Haberler

Ekonomi Bakanı Zeybekci İzmir'de

Ekonomi Bakanı Zeybekci: (2) "Türkiye'de maalesef finans öncelikleri ve finans algıları ile ekonomi öncelikleri ve ekonomi algılarının bir birine karıştırıldığı bir dönemi yaşıyoruz.

Ekonomi Bakanı Nihat Zeybekci, "Türkiye'de maalesef finans öncelikleri ve finans algıları ile ekonomi öncelikleri ve ekonomi algılarının bir birine karıştırıldığı bir dönemi yaşıyoruz. Türkiye'de enflasyon yüzde 9 seviyelerindeyken, faizlerin bundan daha geni gidemeyeceği gibi bir eksik bilgiyle maalesef bir algı yönetimi gerçekleşiyor" dedi.

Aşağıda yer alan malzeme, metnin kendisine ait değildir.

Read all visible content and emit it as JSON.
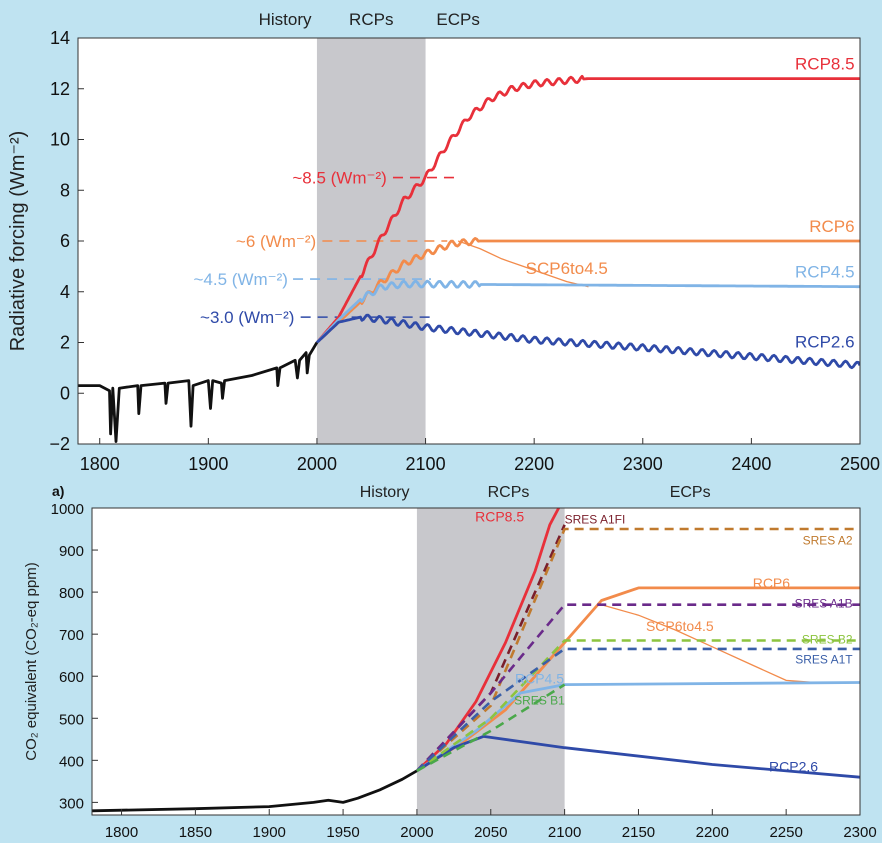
{
  "colors": {
    "rcp85": "#e8303a",
    "rcp6": "#f28b4b",
    "rcp45": "#80b4e6",
    "rcp26": "#2f4aa8",
    "history": "#111111",
    "shade": "#c8c8cc",
    "sres_a1fi": "#7a1f2b",
    "sres_a2": "#c07a2e",
    "sres_a1b": "#6a2a8a",
    "sres_b2": "#8cc43f",
    "sres_a1t": "#3a5fa8",
    "sres_b1": "#4aa84a"
  },
  "chart_data": [
    {
      "type": "line",
      "ylabel": "Radiative forcing (Wm⁻²)",
      "xlim": [
        1780,
        2500
      ],
      "ylim": [
        -2,
        14
      ],
      "x_ticks": [
        1800,
        1900,
        2000,
        2100,
        2200,
        2300,
        2400,
        2500
      ],
      "y_ticks": [
        -2,
        0,
        2,
        4,
        6,
        8,
        10,
        12,
        14
      ],
      "grid": false,
      "shaded_range": [
        2000,
        2100
      ],
      "period_labels": [
        "History",
        "RCPs",
        "ECPs"
      ],
      "level_labels": [
        {
          "text": "~8.5 (Wm⁻²)",
          "y": 8.5,
          "color": "rcp85"
        },
        {
          "text": "~6 (Wm⁻²)",
          "y": 6,
          "color": "rcp6"
        },
        {
          "text": "~4.5 (Wm⁻²)",
          "y": 4.5,
          "color": "rcp45"
        },
        {
          "text": "~3.0 (Wm⁻²)",
          "y": 3.0,
          "color": "rcp26"
        }
      ],
      "series": [
        {
          "name": "RCP8.5",
          "color": "rcp85",
          "points": [
            [
              2000,
              2.0
            ],
            [
              2020,
              3.0
            ],
            [
              2040,
              4.6
            ],
            [
              2060,
              6.2
            ],
            [
              2080,
              7.6
            ],
            [
              2100,
              8.5
            ],
            [
              2120,
              9.8
            ],
            [
              2140,
              10.9
            ],
            [
              2160,
              11.6
            ],
            [
              2180,
              12.0
            ],
            [
              2200,
              12.2
            ],
            [
              2250,
              12.4
            ],
            [
              2500,
              12.4
            ]
          ]
        },
        {
          "name": "RCP6",
          "color": "rcp6",
          "points": [
            [
              2000,
              2.0
            ],
            [
              2020,
              2.8
            ],
            [
              2040,
              3.6
            ],
            [
              2060,
              4.4
            ],
            [
              2080,
              5.1
            ],
            [
              2100,
              5.5
            ],
            [
              2125,
              5.9
            ],
            [
              2150,
              6.0
            ],
            [
              2500,
              6.0
            ]
          ]
        },
        {
          "name": "SCP6to4.5",
          "color": "rcp6",
          "points": [
            [
              2130,
              6.0
            ],
            [
              2150,
              5.7
            ],
            [
              2170,
              5.3
            ],
            [
              2190,
              5.0
            ],
            [
              2210,
              4.7
            ],
            [
              2230,
              4.4
            ],
            [
              2250,
              4.2
            ]
          ]
        },
        {
          "name": "RCP4.5",
          "color": "rcp45",
          "points": [
            [
              2000,
              2.0
            ],
            [
              2020,
              2.9
            ],
            [
              2040,
              3.7
            ],
            [
              2060,
              4.2
            ],
            [
              2080,
              4.3
            ],
            [
              2100,
              4.3
            ],
            [
              2500,
              4.2
            ]
          ]
        },
        {
          "name": "RCP2.6",
          "color": "rcp26",
          "points": [
            [
              2000,
              2.0
            ],
            [
              2020,
              2.8
            ],
            [
              2040,
              3.0
            ],
            [
              2060,
              2.9
            ],
            [
              2100,
              2.6
            ],
            [
              2200,
              2.1
            ],
            [
              2300,
              1.8
            ],
            [
              2400,
              1.45
            ],
            [
              2500,
              1.1
            ]
          ]
        },
        {
          "name": "",
          "color": "history",
          "points": [
            [
              1780,
              0.3
            ],
            [
              1800,
              0.3
            ],
            [
              1809,
              0.1
            ],
            [
              1810,
              -1.6
            ],
            [
              1812,
              0.2
            ],
            [
              1815,
              -1.9
            ],
            [
              1818,
              0.2
            ],
            [
              1835,
              0.3
            ],
            [
              1836,
              -0.8
            ],
            [
              1838,
              0.3
            ],
            [
              1860,
              0.4
            ],
            [
              1861,
              -0.4
            ],
            [
              1863,
              0.4
            ],
            [
              1882,
              0.5
            ],
            [
              1884,
              -1.3
            ],
            [
              1886,
              0.3
            ],
            [
              1900,
              0.5
            ],
            [
              1902,
              -0.6
            ],
            [
              1904,
              0.5
            ],
            [
              1912,
              0.4
            ],
            [
              1913,
              -0.2
            ],
            [
              1915,
              0.5
            ],
            [
              1940,
              0.7
            ],
            [
              1963,
              1.0
            ],
            [
              1964,
              0.3
            ],
            [
              1966,
              1.0
            ],
            [
              1980,
              1.3
            ],
            [
              1982,
              0.6
            ],
            [
              1984,
              1.3
            ],
            [
              1990,
              1.6
            ],
            [
              1991,
              0.8
            ],
            [
              1993,
              1.5
            ],
            [
              2000,
              2.0
            ]
          ]
        }
      ]
    },
    {
      "type": "line",
      "panel_label": "a)",
      "ylabel": "CO₂ equivalent (CO₂-eq ppm)",
      "xlim": [
        1780,
        2300
      ],
      "ylim": [
        270,
        1000
      ],
      "x_ticks": [
        1800,
        1850,
        1900,
        1950,
        2000,
        2050,
        2100,
        2150,
        2200,
        2250,
        2300
      ],
      "y_ticks": [
        300,
        400,
        500,
        600,
        700,
        800,
        900,
        1000
      ],
      "grid": false,
      "shaded_range": [
        2000,
        2100
      ],
      "period_labels": [
        "History",
        "RCPs",
        "ECPs"
      ],
      "series": [
        {
          "name": "RCP8.5",
          "color": "rcp85",
          "points": [
            [
              2000,
              375
            ],
            [
              2020,
              440
            ],
            [
              2040,
              540
            ],
            [
              2060,
              680
            ],
            [
              2080,
              850
            ],
            [
              2090,
              960
            ],
            [
              2096,
              1000
            ]
          ]
        },
        {
          "name": "RCP6",
          "color": "rcp6",
          "points": [
            [
              2000,
              375
            ],
            [
              2030,
              440
            ],
            [
              2060,
              520
            ],
            [
              2080,
              600
            ],
            [
              2100,
              680
            ],
            [
              2125,
              780
            ],
            [
              2150,
              810
            ],
            [
              2300,
              810
            ]
          ]
        },
        {
          "name": "SCP6to4.5",
          "color": "rcp6",
          "points": [
            [
              2125,
              770
            ],
            [
              2150,
              745
            ],
            [
              2175,
              710
            ],
            [
              2200,
              670
            ],
            [
              2225,
              630
            ],
            [
              2250,
              590
            ],
            [
              2270,
              585
            ]
          ]
        },
        {
          "name": "RCP4.5",
          "color": "rcp45",
          "points": [
            [
              2000,
              375
            ],
            [
              2040,
              470
            ],
            [
              2070,
              560
            ],
            [
              2100,
              580
            ],
            [
              2300,
              585
            ]
          ]
        },
        {
          "name": "RCP2.6",
          "color": "rcp26",
          "points": [
            [
              2000,
              375
            ],
            [
              2025,
              430
            ],
            [
              2045,
              457
            ],
            [
              2100,
              430
            ],
            [
              2200,
              390
            ],
            [
              2300,
              360
            ]
          ]
        },
        {
          "name": "",
          "color": "history",
          "points": [
            [
              1780,
              280
            ],
            [
              1850,
              285
            ],
            [
              1900,
              290
            ],
            [
              1930,
              300
            ],
            [
              1940,
              305
            ],
            [
              1950,
              300
            ],
            [
              1960,
              310
            ],
            [
              1975,
              330
            ],
            [
              1990,
              355
            ],
            [
              2000,
              375
            ]
          ]
        },
        {
          "name": "SRES A1FI",
          "color": "sres_a1fi",
          "dashed": true,
          "points": [
            [
              2000,
              375
            ],
            [
              2050,
              560
            ],
            [
              2100,
              960
            ]
          ]
        },
        {
          "name": "SRES A2",
          "color": "sres_a2",
          "dashed": true,
          "points": [
            [
              2000,
              375
            ],
            [
              2050,
              530
            ],
            [
              2100,
              950
            ],
            [
              2300,
              950
            ]
          ]
        },
        {
          "name": "SRES A1B",
          "color": "sres_a1b",
          "dashed": true,
          "points": [
            [
              2000,
              375
            ],
            [
              2050,
              560
            ],
            [
              2100,
              770
            ],
            [
              2300,
              770
            ]
          ]
        },
        {
          "name": "SRES B2",
          "color": "sres_b2",
          "dashed": true,
          "points": [
            [
              2000,
              375
            ],
            [
              2050,
              500
            ],
            [
              2100,
              685
            ],
            [
              2300,
              685
            ]
          ]
        },
        {
          "name": "SRES A1T",
          "color": "sres_a1t",
          "dashed": true,
          "points": [
            [
              2000,
              375
            ],
            [
              2050,
              540
            ],
            [
              2100,
              665
            ],
            [
              2300,
              665
            ]
          ]
        },
        {
          "name": "SRES B1",
          "color": "sres_b1",
          "dashed": true,
          "points": [
            [
              2000,
              375
            ],
            [
              2050,
              470
            ],
            [
              2100,
              580
            ]
          ]
        }
      ]
    }
  ]
}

Zeybekci, Ekonomi Bakanlığı koordinasyonunda Dış Ekonomik İlişkiler Kurulu (DEİK) tarafından düzenlenen "Türkiye- Yunanistan İş Forumu"nun ardından Ekonomi Muhabirleri Derneği (EMD) İzmir Şubesi üyeleriyle sohbet toplantısına katıldı.

Zeybekci, yaptığı konuşmada, Türkiye ekonomisi için negatif söylenebilecek hiç bir şeyin bulunmadığını, herşeyin pozitif olduğunu söyledi.

Başbakan Ahmet Davutoğlu'nun açıkladığı "Öncelikli Dönüşüm Programı Eylem Planı"nıyla Türkiye'nin ekonomide yeni bir adıma geçtiğini belirten Zeybekci, "Yeni bir dönüşüm programı gerçekleştiriyor. Bunu bazı arkadaşlarımız 'şimdi mi aklınız başınıza geldi' diyorlar, değil şimdi onun zamanı. Türkiye bugüne kadar ekonomide, kalkınmada, büyümede, ihracatta bir A periyodunu yaşadı. Şimdi yeni periyod yaşama zamanı geldi.  Şimdi B periyodu zamanı. Allah izin verirse C periyodu zamanı da gelecek. Hedefimiz o. Bizim için hedef 25 bin dolarlık kişi başına düşen milli gelir değil ki. İnşallah onu gelecek nesiller, genç nesiller gerçekleştirecek. Onlarda C dönemini hayata geçirecekler" değerledirmesinde bulundu.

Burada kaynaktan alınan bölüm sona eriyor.